Başım ağrıyordu, üstelik üstümü değiştirip duş almam lazımdı. Odaya mı çıksam belki bana uygun bir şeyler bulabilirdim. Ayak seslerinin gelmesiyle başımı merdivenlere çevirdim. Esat Mir tüm heybetiyle iniyordu. Üzerine tam oturan siyah takım elbisesiyle gözlere ziyafet çekiyordu. Yutkunma ihtiyacı duydum. Geceyi neden hatırlamıştım ki, kahretsin!
-gece- (sarhoş bir adet Güneş)
Beni arabaya bindiren Esat'la yerimde uyuklamaya çalışıyordum. Uykum vardı ama yoktu. Bu ne saçma bi'şeydi öyle. Huysuzca yerimden hareketlendim. "Esat, başka bir yere götür beni. Ya bana ne eve gitmek istemiyorum" dedim kedi mırlaması gibi bir sesle. Sesime ne olmuştu?
Arabayı kullanırken yandan bir bakışla beni yerime sindirdi. Ne kadarda kötü bakıyordu öyle. İyice huysuzlaştım. "Durdur arabayı, inmek istiyorum" dedim. Arabanın hızı yavaşladı ama durmadı.
"Ne oldu, miden mi bulanıyor?" diye soran Esat'la omuzumu silktim. Onunla konuşmak istemiyordum, bana kötü kötü baktı. Kapının kolunu tekrar çekiştirdim. Doğru düzgün tutamıyordum elimden kayıyordu. "Güneş, rahat dur" dedi sertçe. Ama ben arabadan inmek istiyordum.

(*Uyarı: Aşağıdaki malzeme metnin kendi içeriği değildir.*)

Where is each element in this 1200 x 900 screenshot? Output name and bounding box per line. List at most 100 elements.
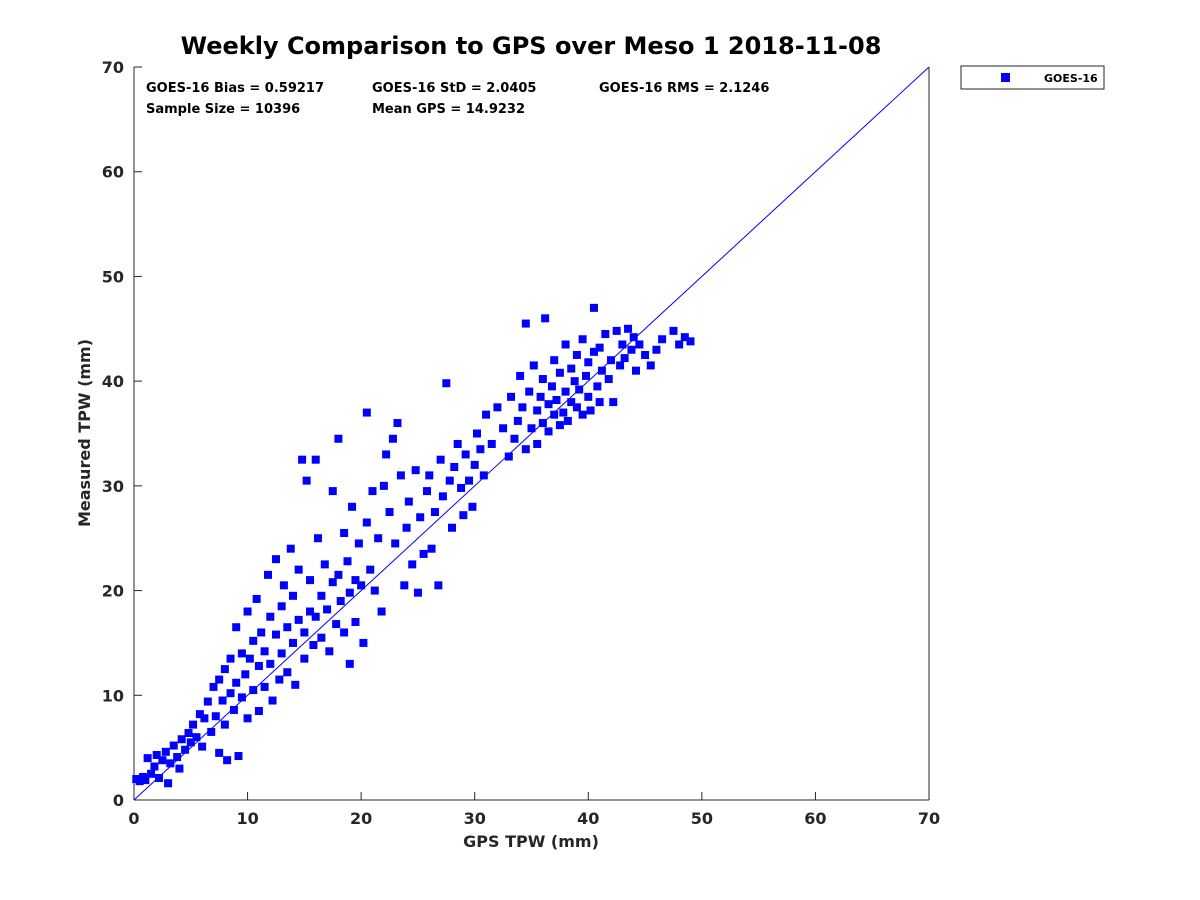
data-point: [309, 641, 318, 650]
data-point: [135, 777, 144, 786]
data-point: [544, 400, 553, 409]
data-point: [166, 759, 175, 768]
legend-marker: [1001, 73, 1010, 82]
data-point: [192, 733, 201, 742]
data-point: [601, 330, 610, 339]
data-point: [226, 689, 235, 698]
data-point: [334, 570, 343, 579]
data-point: [211, 712, 220, 721]
data-point: [493, 403, 502, 412]
data-point: [416, 513, 425, 522]
data-point: [300, 654, 309, 663]
data-point: [470, 460, 479, 469]
plot-axes: [133, 67, 930, 801]
data-point: [332, 620, 341, 629]
data-point: [328, 487, 337, 496]
x-tick-label: 10: [236, 809, 258, 828]
data-point: [518, 403, 527, 412]
y-tick-label: 30: [102, 477, 124, 496]
data-point: [215, 675, 224, 684]
data-point: [513, 416, 522, 425]
data-point: [279, 581, 288, 590]
x-ticks: 0 10 20 30 40 50 60 70: [128, 792, 940, 828]
data-point: [584, 358, 593, 367]
data-point: [635, 340, 644, 349]
data-point: [612, 326, 621, 335]
data-point: [377, 607, 386, 616]
data-point: [402, 523, 411, 532]
legend-box: [960, 65, 1105, 90]
data-point: [536, 392, 545, 401]
data-point: [200, 714, 209, 723]
data-point: [559, 408, 568, 417]
data-point: [220, 720, 229, 729]
data-point: [563, 416, 572, 425]
data-point: [195, 710, 204, 719]
data-point: [450, 463, 459, 472]
data-point: [343, 557, 352, 566]
data-point: [241, 670, 250, 679]
data-point: [487, 439, 496, 448]
data-point: [334, 434, 343, 443]
data-point: [586, 406, 595, 415]
data-point: [499, 424, 508, 433]
data-point: [232, 623, 241, 632]
data-point: [328, 578, 337, 587]
data-point: [257, 628, 266, 637]
data-point: [254, 661, 263, 670]
data-point: [680, 333, 689, 342]
data-point: [223, 756, 232, 765]
data-point: [570, 377, 579, 386]
y-axis-label: Measured TPW (mm): [75, 339, 94, 527]
data-point: [461, 450, 470, 459]
data-point: [453, 439, 462, 448]
data-point: [294, 615, 303, 624]
data-point: [393, 419, 402, 428]
data-point: [277, 602, 286, 611]
data-point: [220, 665, 229, 674]
data-point: [544, 427, 553, 436]
data-point: [366, 565, 375, 574]
data-point: [175, 764, 184, 773]
data-point: [283, 623, 292, 632]
data-point: [325, 647, 334, 656]
data-point: [345, 588, 354, 597]
data-point: [561, 340, 570, 349]
data-point: [385, 508, 394, 517]
data-point: [555, 368, 564, 377]
data-point: [229, 705, 238, 714]
data-point: [362, 408, 371, 417]
data-point: [400, 581, 409, 590]
x-tick-label: 50: [691, 809, 713, 828]
data-point: [260, 682, 269, 691]
data-point: [152, 750, 161, 759]
y-tick-label: 0: [113, 791, 124, 810]
data-point: [370, 586, 379, 595]
data-point: [425, 471, 434, 480]
data-point: [607, 356, 615, 365]
data-point: [147, 769, 156, 778]
data-point: [686, 337, 695, 346]
data-point: [521, 319, 530, 328]
data-point: [604, 375, 613, 384]
data-point: [215, 748, 224, 757]
data-point: [164, 779, 173, 788]
data-point: [243, 714, 252, 723]
x-tick-label: 60: [804, 809, 826, 828]
data-point: [550, 356, 559, 365]
data-point: [306, 607, 315, 616]
legend-label: GOES-16: [1044, 72, 1098, 85]
data-point: [277, 649, 286, 658]
data-point: [184, 728, 193, 737]
data-point: [268, 696, 277, 705]
data-point: [457, 483, 466, 492]
data-point: [362, 518, 371, 527]
data-point: [291, 680, 300, 689]
data-point: [237, 693, 246, 702]
stats-annotations: GOES-16 Bias = 0.59217 GOES-16 StD = 2.0…: [146, 81, 769, 117]
data-point: [547, 382, 556, 391]
scatter-points: [132, 303, 695, 788]
data-point: [243, 607, 252, 616]
data-point: [351, 576, 360, 585]
data-point: [396, 471, 405, 480]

"Banane ya indir beni, seninle gelmek istemiyorum kötüsün sen." Dedim emniyet kemerimi çözmeye çalışırken. Araba aniden durunca öne doğru savruldum. Kafamı çarpmıştım. "Kafamı kırdın ya beyinsiz hayvan" sinirle çıkıştım. Bu adam kimdi? Kendimi arabadan attım. Evet, yere düştüm. Ayağa kalkmaya çalıştım ama olmadı. Topuklularımı güç bele çıkararak yola savurdum.
Tepemde dikilen adama bakmak istemiyordum. Kafama vurmuştu. Önümde diz çöktü. Vay canına gözleri ne kadar da güzeldi. Kendimi beş yaşında ki şımarık çocuklar gibi hissetmem normal miydi? Yüzümde ki saçlarımı geriye doğru yatırarak cama çarpan kısmı ortaya çıkardı. Merakla onu izliyordum. "Ne olmuş kan akmış mı? yardın demi kafa mı?" Sorularımı duymuyormuş gibi davranıyordu. Elini iterek ayağa kalkmaya çalıştım. "Kızım bir rahat dursana" diyerek kollarımdan yerime sabitledi.

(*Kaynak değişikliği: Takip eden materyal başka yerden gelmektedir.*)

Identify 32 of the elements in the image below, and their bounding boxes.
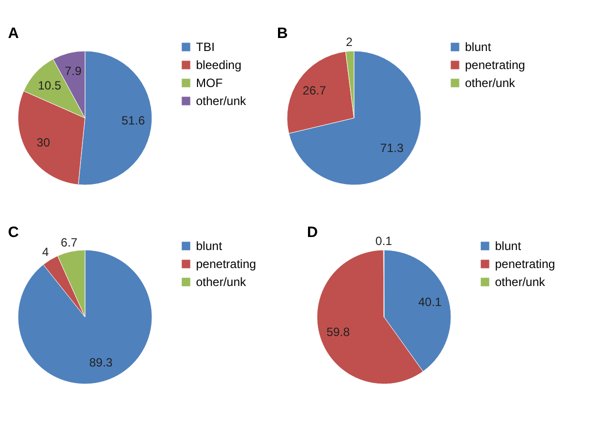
data-label: 26.7	[302, 84, 326, 98]
data-label: 51.6	[122, 113, 146, 128]
legend-label: other/unk	[196, 275, 248, 289]
legend-label: blunt	[196, 239, 223, 253]
legend-label: other/unk	[465, 76, 516, 90]
data-label: 89.3	[89, 356, 113, 370]
data-label: 30	[36, 135, 50, 150]
legend-label: other/unk	[196, 94, 248, 108]
legend-label: TBI	[196, 40, 215, 54]
data-label: 7.9	[64, 64, 82, 78]
data-label: 40.1	[418, 295, 442, 310]
chart-title: D	[307, 224, 318, 241]
legend-label: penetrating	[196, 257, 256, 271]
data-label: 71.3	[380, 140, 404, 155]
data-label: 2	[346, 35, 353, 50]
data-label: 4	[42, 245, 50, 260]
chart-title: B	[277, 25, 288, 42]
data-label: 6.7	[60, 236, 78, 250]
legend-label: penetrating	[465, 58, 526, 72]
legend-label: blunt	[495, 239, 522, 253]
legend-label: other/unk	[495, 275, 546, 289]
data-label: 59.8	[326, 324, 350, 339]
legend-label: penetrating	[495, 257, 556, 271]
legend-label: blunt	[465, 40, 492, 54]
legend-label: bleeding	[196, 58, 242, 72]
data-label: 0.1	[375, 234, 392, 248]
pie-slice	[18, 250, 152, 384]
chart-title: A	[8, 25, 19, 42]
chart-title: C	[8, 224, 19, 241]
pie-slice	[288, 50, 422, 186]
legend-label: MOF	[196, 76, 223, 90]
data-label: 10.5	[38, 78, 62, 92]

"Ya sen bıraksana beni. Hem kötü kötü bakıyorsun hem de kafamı yardım. Üstelik eve zorla götürüyorsun. Düş peşimden sapık" dedim çırpınarak ondan kurtulmaya çalışıyordum ama çok güçlüydü. "Çocuk gibisin var ya" dedi sinirle. Dizlerimin üzerinde hareketsiz kaldım. Çocuk mu ben mi? hah. Dizlerime batan çakılları umursamadan ayrık bacaklarının arasına girdim. Kimmiş çocuk görecekti. Asla mantığımla hareket etmiyordum.

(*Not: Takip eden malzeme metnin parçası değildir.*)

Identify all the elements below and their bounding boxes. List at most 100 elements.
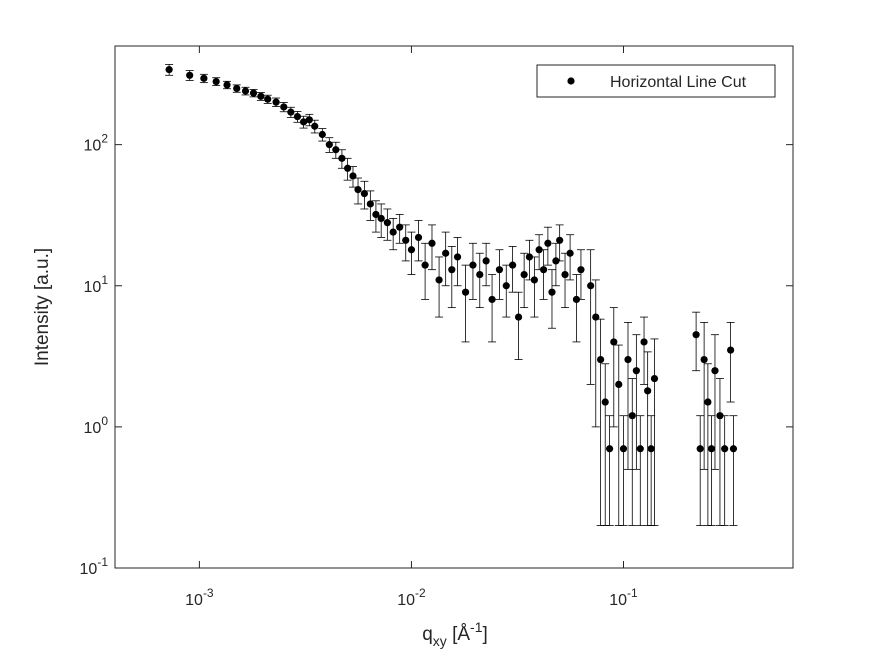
marker [428,239,436,247]
marker [318,130,326,139]
marker [711,367,719,375]
error-bar [636,415,645,526]
error-bar [729,415,738,526]
marker [407,246,416,254]
marker [615,380,623,388]
marker [721,445,729,453]
error-bar [453,237,462,287]
marker [561,270,569,279]
legend: Horizontal Line Cut [536,64,776,98]
error-bar [482,242,491,287]
tick-label: 10-1 [80,555,109,578]
marker [624,355,632,364]
x-label-part: [Å [447,624,471,645]
tick-exponent: 0 [101,414,108,428]
marker [165,66,173,74]
marker [461,288,470,296]
marker [311,122,319,130]
error-bar [609,307,618,428]
marker [360,189,368,198]
marker [349,172,357,180]
marker [729,445,738,453]
marker [530,276,538,284]
marker [305,116,313,124]
error-bar [514,291,523,360]
error-bar [696,415,705,526]
marker [469,261,477,269]
error-bar [605,415,614,526]
marker [272,98,280,106]
error-bar [407,231,416,275]
error-bar [441,231,450,287]
marker [344,164,352,172]
legend-label: Horizontal Line Cut [610,74,747,91]
error-bar [475,252,484,309]
marker [389,228,397,236]
error-bar [628,378,637,526]
tick-base: 10 [609,592,627,609]
marker [396,223,404,231]
x-label-sup: -1 [470,619,483,635]
marker [601,398,609,406]
error-bar [710,334,719,470]
marker [644,387,652,395]
marker [249,89,258,97]
marker [544,239,552,247]
marker [647,445,655,453]
x-label-sub: xy [433,633,447,649]
marker [476,270,484,279]
tick-base: 10 [397,592,415,609]
error-bar [692,311,701,372]
marker [548,288,556,296]
error-bar [447,246,456,309]
tick-label: 102 [84,132,109,155]
marker [556,236,564,244]
tick-exponent: -2 [415,586,426,600]
tick-label: 101 [84,273,109,296]
legend-marker [567,77,575,85]
marker [650,374,659,383]
marker [414,233,423,242]
marker [610,338,618,346]
tick-exponent: -1 [97,555,108,569]
error-bar [520,252,529,309]
error-bar [495,249,504,300]
marker [619,445,628,453]
error-bar [586,249,595,385]
error-bar [572,274,581,343]
y-axis-label: Intensity [a.u.] [32,248,53,366]
marker [552,257,560,265]
marker [287,108,295,116]
tick-base: 10 [80,561,98,578]
x-label-part: ] [482,624,487,645]
marker [448,266,456,274]
marker [332,146,340,154]
marker [372,210,380,219]
error-bar [461,264,470,343]
error-bar [468,242,477,300]
tick-label: 10-1 [609,586,638,609]
marker [592,313,600,321]
marker [264,95,272,103]
tick-exponent: 2 [101,132,108,146]
marker [597,355,605,364]
error-bar [632,334,641,470]
marker [636,445,644,453]
marker [716,412,724,420]
marker [704,398,712,406]
plot-area [114,45,794,569]
error-bar [707,415,716,526]
marker [280,103,288,111]
error-bar [619,415,628,526]
marker [520,270,528,279]
marker [707,445,716,453]
marker [692,331,700,339]
tick-exponent: -3 [203,586,214,600]
marker [241,87,250,95]
error-bars [165,64,738,526]
marker [325,141,333,149]
marker [514,313,523,321]
tick-label: 10-3 [185,586,214,609]
marker [640,338,648,346]
marker [482,257,490,265]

Anlamaz gözlerle ne yapmaya çalıştığıma bakıyordu. Aklını alacaktım haberi yok. Bileklerimi ellerinden çekerek boynuna doladım. Yüzünde ki ifade silindi. Kendimi göğsüne yasladım. "Çocuk olmadığımı göstere bilirim hım ne dersin" diyerek nefesimle yüzüne üfledim. Sertçe yutkundu, etkilenmişti. "Siktir!" Beni aniden kendinden uzaklaştırdı. "Sana rahat dur dedim" dedi bastırarak.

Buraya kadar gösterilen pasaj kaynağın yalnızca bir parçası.